Des vacances payantes pour les radars photo

Par Nicolas Saillant

Après un coup dur porté aux revenus de l’État provenant des radars photo pendant le confinement, voilà que juillet, mois pendant lequel les Québécois ont beaucoup voyagé dans la province, a été l’un des plus lucratifs de l’histoire avec une somme de 6,6 M$ récoltée en 30 jours. 

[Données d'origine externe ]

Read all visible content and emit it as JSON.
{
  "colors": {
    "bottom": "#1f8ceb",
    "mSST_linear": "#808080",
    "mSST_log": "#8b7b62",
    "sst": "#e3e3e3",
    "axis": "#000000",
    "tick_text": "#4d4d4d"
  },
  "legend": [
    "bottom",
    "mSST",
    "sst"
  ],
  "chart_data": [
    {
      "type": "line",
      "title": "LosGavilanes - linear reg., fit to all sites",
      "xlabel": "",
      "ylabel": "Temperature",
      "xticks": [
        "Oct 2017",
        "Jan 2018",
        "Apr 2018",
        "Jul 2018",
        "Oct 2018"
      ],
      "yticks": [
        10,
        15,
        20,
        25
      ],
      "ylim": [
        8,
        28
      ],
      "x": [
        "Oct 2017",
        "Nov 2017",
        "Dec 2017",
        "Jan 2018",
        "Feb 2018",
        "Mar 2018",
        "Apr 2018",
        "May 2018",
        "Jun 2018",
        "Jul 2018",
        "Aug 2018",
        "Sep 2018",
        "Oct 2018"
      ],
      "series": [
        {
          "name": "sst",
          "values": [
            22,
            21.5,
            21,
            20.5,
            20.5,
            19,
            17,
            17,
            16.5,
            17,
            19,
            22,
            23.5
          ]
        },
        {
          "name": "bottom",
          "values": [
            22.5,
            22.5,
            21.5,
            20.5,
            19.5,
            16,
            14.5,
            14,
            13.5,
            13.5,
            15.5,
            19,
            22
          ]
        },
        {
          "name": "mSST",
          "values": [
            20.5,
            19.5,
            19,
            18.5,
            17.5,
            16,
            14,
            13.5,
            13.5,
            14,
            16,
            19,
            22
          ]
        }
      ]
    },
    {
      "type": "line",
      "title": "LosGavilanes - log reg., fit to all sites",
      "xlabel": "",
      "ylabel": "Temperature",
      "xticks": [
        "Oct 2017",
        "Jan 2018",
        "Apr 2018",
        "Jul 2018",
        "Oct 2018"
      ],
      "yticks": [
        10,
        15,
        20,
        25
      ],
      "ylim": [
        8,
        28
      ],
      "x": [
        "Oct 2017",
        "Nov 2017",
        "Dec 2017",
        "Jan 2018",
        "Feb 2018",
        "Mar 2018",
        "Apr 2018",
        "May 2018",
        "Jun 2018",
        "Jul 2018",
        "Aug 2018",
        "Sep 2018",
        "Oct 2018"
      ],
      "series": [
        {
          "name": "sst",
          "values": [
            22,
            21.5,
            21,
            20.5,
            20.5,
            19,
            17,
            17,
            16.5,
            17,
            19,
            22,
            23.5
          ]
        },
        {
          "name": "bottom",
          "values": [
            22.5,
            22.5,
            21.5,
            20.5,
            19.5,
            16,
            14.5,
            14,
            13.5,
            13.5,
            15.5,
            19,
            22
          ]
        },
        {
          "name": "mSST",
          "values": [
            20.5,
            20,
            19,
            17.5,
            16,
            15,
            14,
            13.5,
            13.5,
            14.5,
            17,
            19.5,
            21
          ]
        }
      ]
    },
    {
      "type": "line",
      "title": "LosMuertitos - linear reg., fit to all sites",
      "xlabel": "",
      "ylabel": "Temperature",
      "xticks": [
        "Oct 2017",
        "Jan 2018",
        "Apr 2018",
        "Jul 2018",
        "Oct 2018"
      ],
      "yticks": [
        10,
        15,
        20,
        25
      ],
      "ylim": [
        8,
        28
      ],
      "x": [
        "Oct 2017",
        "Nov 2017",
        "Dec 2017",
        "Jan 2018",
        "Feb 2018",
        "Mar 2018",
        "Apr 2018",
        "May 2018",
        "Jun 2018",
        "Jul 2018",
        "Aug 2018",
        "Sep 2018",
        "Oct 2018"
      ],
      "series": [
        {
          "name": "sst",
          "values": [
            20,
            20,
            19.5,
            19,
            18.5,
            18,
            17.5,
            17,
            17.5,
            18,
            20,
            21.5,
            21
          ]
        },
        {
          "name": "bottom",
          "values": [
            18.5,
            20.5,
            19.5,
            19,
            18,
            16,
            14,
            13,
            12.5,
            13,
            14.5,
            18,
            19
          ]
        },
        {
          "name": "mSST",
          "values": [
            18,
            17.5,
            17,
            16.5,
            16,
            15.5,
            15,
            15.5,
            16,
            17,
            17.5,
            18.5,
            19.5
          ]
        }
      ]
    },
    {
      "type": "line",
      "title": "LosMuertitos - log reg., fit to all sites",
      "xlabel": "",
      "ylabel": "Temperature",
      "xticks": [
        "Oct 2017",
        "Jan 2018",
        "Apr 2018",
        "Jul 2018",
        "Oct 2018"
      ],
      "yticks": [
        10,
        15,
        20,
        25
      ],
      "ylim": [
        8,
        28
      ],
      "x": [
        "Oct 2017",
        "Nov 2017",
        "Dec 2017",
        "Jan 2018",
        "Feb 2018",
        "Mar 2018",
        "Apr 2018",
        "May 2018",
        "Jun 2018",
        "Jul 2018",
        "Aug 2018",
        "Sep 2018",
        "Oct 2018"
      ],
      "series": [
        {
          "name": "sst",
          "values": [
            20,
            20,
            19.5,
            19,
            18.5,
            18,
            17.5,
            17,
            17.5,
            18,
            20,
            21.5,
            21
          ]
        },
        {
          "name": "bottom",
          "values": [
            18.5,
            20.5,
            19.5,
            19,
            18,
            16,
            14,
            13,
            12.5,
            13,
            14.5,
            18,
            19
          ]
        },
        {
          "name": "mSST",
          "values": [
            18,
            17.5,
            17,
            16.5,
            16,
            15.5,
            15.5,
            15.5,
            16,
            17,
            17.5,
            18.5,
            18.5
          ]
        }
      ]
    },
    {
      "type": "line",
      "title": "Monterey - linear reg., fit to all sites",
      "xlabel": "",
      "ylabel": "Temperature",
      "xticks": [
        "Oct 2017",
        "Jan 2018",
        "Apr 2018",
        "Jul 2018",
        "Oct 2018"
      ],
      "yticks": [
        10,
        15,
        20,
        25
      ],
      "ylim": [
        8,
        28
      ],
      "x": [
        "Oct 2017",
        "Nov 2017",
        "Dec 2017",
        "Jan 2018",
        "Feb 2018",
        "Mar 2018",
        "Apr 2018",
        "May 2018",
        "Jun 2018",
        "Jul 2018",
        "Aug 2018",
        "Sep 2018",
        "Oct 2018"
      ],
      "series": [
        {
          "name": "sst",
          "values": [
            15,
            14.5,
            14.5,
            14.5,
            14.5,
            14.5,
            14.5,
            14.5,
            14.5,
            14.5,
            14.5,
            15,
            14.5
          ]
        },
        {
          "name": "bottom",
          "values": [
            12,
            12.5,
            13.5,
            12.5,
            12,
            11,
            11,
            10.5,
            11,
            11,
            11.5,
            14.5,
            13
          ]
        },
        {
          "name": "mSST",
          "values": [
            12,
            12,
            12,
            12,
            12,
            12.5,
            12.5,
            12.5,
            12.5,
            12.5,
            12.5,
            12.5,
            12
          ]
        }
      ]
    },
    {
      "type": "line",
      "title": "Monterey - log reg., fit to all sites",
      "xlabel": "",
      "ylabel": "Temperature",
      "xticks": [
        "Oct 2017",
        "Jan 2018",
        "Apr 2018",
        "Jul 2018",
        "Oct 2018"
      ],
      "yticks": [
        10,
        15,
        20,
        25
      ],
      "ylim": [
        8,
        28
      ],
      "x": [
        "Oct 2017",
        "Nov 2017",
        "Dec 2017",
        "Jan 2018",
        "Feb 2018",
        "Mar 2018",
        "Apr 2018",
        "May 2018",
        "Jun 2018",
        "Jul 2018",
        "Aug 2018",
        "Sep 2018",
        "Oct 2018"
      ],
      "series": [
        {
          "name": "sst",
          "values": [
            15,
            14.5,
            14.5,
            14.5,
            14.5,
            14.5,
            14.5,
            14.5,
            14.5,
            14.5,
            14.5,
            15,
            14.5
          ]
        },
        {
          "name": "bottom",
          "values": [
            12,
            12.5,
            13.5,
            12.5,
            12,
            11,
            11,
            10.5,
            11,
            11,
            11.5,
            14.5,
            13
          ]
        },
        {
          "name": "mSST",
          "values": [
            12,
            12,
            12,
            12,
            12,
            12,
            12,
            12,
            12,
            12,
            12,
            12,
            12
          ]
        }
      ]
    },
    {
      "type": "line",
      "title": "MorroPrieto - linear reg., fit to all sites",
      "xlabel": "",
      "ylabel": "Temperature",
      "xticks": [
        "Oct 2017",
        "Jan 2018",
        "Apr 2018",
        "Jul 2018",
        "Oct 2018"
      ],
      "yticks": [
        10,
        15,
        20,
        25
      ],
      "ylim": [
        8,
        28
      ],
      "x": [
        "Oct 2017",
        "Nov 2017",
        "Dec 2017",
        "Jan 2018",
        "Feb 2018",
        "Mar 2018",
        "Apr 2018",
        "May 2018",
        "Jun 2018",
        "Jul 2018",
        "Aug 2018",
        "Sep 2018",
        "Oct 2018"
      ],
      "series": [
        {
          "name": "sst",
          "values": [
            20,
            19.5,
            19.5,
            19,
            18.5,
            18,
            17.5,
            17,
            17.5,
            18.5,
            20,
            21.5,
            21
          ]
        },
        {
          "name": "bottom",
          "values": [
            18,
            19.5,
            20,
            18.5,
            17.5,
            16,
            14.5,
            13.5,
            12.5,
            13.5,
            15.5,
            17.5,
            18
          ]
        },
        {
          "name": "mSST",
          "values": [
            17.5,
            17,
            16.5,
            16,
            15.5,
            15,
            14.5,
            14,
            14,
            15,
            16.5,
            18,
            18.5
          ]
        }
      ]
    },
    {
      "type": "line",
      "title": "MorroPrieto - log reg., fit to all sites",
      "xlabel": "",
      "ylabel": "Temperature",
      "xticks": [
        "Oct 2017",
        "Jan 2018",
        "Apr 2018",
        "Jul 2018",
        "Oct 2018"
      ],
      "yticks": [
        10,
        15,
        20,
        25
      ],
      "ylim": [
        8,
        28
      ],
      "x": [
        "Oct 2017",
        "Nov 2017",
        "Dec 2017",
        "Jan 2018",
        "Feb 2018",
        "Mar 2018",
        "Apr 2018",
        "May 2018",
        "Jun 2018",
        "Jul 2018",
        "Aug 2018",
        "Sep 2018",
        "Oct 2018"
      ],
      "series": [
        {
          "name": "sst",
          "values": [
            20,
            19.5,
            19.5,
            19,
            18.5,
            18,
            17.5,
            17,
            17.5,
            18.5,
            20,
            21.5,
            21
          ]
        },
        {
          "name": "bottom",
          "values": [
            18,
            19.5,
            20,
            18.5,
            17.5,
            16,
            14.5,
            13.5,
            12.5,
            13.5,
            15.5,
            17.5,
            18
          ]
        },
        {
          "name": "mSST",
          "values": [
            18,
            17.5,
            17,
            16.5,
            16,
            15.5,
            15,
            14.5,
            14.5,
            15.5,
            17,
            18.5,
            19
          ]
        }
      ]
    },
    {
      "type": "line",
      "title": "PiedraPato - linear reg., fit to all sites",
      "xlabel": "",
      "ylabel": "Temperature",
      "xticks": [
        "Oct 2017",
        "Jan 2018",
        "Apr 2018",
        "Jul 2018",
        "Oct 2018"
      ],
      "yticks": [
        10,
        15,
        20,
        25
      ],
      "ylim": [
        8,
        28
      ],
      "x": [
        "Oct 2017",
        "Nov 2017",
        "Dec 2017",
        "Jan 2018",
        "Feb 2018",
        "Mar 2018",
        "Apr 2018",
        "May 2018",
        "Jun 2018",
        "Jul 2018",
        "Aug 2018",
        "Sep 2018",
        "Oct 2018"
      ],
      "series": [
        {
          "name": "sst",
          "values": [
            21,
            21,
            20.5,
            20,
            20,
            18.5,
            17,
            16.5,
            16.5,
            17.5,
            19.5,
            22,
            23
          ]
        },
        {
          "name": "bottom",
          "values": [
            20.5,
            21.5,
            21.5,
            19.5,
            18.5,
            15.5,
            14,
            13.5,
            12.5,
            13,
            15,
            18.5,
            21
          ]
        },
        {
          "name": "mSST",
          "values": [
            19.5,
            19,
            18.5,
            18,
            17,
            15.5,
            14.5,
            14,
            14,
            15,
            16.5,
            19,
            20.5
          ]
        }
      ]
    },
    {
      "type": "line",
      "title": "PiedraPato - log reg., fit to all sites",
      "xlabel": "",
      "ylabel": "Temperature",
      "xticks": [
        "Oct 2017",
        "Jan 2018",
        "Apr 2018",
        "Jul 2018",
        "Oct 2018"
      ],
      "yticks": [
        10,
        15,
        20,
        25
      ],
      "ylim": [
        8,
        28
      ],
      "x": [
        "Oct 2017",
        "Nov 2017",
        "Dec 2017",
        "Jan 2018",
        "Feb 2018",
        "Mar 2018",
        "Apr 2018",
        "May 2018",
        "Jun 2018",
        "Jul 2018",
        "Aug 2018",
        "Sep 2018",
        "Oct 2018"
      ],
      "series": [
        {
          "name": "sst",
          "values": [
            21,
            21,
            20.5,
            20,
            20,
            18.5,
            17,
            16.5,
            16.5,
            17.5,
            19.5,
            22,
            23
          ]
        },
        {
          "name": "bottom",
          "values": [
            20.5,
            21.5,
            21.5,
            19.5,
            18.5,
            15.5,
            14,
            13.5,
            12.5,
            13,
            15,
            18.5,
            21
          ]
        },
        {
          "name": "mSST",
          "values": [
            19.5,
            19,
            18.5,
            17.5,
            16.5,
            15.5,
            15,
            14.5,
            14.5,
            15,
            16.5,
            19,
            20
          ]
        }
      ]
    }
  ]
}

La mise sur pause du Québec à partir de la mi-mars a considérablement réduit le nombre de flashs émis par les cinémomètres. Alors que 31 000 constats étaient délivrés en mars, ce nombre est tombé à 8500 en avril et à 9200 en mai. 

Les sommes recueillies sont donc passées sous la barre des 1,5 M$ pour ces deux mois où les déplacements non essentiels étaient déconseillés. Or, il semble que les automobilistes ont perdu leurs bonnes habitudes pendant le mois de juillet alors que beaucoup de vacanciers ont pris les routes du Québec.

Un juillet en or

Il s’avère que juillet a été l’un des mois les plus payants depuis la mise en place du programme de radars photo. Pas moins de 44 600 constats d’infraction ont été signifiés dans ce seul mois. 

Une somme de 6,6 M$ a ainsi été récoltée au cours de ces 30 jours. Selon les analyses effectuées par Le Journal, il s’agit ainsi du deuxième mois le plus lucratif depuis août 2009, où le ministère de la Justice commençait à compiler mensuellement le nombre de constats signifiés et l’argent récolté. 

En août 2016, 51 880 constats – un record – avaient été émis pour un montant total de 7,05 M$.

Plusieurs raisons peuvent expliquer cette hausse marquée du nombre de constats d’infraction signifiée, notamment la diminution du trafic sur les routes. 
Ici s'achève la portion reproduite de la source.